Usually when you fail at something, you don’t always see the good side right away. However, failure is good for growth, and it’s good for you. Eventually, you’ll understand the why’s.
When I was younger, I always thought I’d only get married once. I was adamant that divorce was not for me, and if I got married, that would be it. Fortunately, life doesn’t always work out how we expect. Even though I had two children already, divorce was probably the best thing I did for all of us.
Internal redirection and focus.
Sometimes, it’s easy to get caught up in life, and suddenly all you’re doing is living on autopilot. You forget about the dreams you used to have and the goals you set for yourself. At times, you feel lost, because you’re searching for that person you used to be. For me, it felt like drowning.
While I won’t get into the reasons I became divorced, I will say that since then, I’ve felt like a giant weight has been lifted off of my shoulder. Yes, life is different now, and everyone will have to make adjustments. However, we get to start over and are no longer stuck in a life that made everyone unhappy. Now, we can focus on what we really want from life and once again work towards making those dreams a reality.
Once you redirect your focus, you can switch up your priorities to accommodate your new goals. Think about what it is that is most important and will help you get to where you want to be in a set amount of time.
Since starting over, I was able to shift my priorities around. Things that were important to sustain that relationship no longer mattered. I had room to move things around, including myself and my children. We could move – should we? I could find a new job since I just graduated from a Master’s program. New opportunities opened up for us, and I was able to move things around and shifted our priorities to ones that better suited our new life.
When you fail at something, it doesn’t matter what it is – you spend a lot of time thinking about it. What went wrong? What could I have done to make it better? How could I fix it? In this sensitive time of thought and reflection, revelations come to the surface. You find the answers you were looking for and learn to live with things that could’ve been. You learn that with this failure, you get a new start to try again or to move on to something different.

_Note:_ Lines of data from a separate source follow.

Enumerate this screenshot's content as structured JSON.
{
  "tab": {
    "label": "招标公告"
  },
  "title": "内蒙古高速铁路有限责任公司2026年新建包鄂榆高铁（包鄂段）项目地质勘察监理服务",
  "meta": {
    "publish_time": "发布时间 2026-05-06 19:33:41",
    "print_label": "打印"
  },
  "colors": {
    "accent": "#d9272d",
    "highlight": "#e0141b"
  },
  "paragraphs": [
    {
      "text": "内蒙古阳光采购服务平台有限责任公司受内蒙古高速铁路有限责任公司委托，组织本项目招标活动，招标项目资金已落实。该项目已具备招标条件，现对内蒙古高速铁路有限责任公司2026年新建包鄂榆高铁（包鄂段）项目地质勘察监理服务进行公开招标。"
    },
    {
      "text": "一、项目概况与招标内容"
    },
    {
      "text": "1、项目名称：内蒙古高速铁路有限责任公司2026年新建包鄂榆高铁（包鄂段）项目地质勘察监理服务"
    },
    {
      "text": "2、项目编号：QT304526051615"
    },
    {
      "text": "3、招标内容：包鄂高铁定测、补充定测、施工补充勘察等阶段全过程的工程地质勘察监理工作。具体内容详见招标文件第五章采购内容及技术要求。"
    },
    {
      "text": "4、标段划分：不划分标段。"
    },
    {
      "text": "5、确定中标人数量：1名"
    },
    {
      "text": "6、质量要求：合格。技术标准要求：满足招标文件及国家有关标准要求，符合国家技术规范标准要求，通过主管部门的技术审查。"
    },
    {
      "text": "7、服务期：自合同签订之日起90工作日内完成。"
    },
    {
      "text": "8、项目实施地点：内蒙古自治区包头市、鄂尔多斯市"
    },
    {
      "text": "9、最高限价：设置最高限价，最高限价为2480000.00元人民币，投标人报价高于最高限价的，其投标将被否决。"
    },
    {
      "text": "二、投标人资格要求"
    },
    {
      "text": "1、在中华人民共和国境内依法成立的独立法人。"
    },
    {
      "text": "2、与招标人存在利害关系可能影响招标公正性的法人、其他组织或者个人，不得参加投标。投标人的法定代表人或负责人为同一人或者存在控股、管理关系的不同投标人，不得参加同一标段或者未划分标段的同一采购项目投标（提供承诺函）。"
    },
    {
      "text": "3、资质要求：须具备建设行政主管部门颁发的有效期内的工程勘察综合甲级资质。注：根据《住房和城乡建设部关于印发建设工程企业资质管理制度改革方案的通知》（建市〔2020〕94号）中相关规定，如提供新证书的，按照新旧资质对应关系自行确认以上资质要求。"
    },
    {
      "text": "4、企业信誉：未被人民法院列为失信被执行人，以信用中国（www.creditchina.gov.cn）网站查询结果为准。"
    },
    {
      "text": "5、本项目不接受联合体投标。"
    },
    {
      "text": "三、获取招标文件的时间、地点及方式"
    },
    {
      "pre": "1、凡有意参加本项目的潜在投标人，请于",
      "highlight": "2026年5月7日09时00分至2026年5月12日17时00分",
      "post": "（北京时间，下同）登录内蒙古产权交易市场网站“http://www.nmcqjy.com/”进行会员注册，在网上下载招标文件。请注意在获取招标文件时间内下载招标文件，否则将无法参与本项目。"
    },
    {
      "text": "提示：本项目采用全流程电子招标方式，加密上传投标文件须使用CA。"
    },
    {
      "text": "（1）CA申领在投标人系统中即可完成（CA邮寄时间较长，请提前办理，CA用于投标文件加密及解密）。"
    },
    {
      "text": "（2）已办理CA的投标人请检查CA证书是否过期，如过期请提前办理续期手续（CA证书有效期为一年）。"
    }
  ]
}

In my case, I realized that there were so many good things that came out of that relationship. I ended up in a place where I wouldn’t have gone on my own, and I loved it. I met new people, made new friends, broke into a new career field, and found myself. Sometimes, it takes a failure to take us to where we need to be at that point in time.
Building up your strength.
As with anything that hurts you, you are always stronger the next time around. The lessons you learn from the experience help you to become more experienced, more cautious, and more thoughtful. Though you may take cautionary steps in the future, you know what to look out for, and you know how to protect yourself.
There are so many lessons that I learned in the past two years, and the most important one is to trust my instincts. If anything gives me a weird feeling, I proceed with caution or stay away altogether. You know how some people just give off weird vibes? Even if someone appears to be an angel to everyone else, if my gut says no, I follow it. I’m mentally stronger now, and unfortunately, very wary. Trust is hard to give out these days. However, trust is something you should very rarely hand out – people must earn it first.
Signal you to focus on self-care.
Lastly, failure can bring the whole world down, and while you’re trying to figure everything out, you realize that you haven’t really done anything for yourself in a while. You schedule a night out with friends or some other fun activity to get your mind off your recent failure, and you have a blast. A-ha! You enjoy this! You’re having fun, and you’ve forgotten how good it feels to enjoy life. Good friends will give you a little pep talk and help you get back on your feet, holding your hand if you need it. Self-care is essential, because if you don’t take care of yourself, your head won’t be in the right place. When you’ve got your head screwed on straight again, you’re ready to tackle the next challenge life throws at you.
Honestly, I had forgotten what it felt like to go out and hang out with friends. It took these events to push me to finally make time for myself. I had spa days, nights out, and I let myself open up to make new friends and reconnect with old ones. Life was finally looking great again. All because I failed at marriage.
When we think of failure, we never think good things. However, failure is good for growth, because with every challenge comes great reward; we just have to push through it and keep going. When you’re being dragged through the thickest, stickiest mud, you will come out a different person than you were before. Just be sure that you’re shaping that person into who you want to be. We all get extra chances in life, but we have to open our eyes and hearts to see them.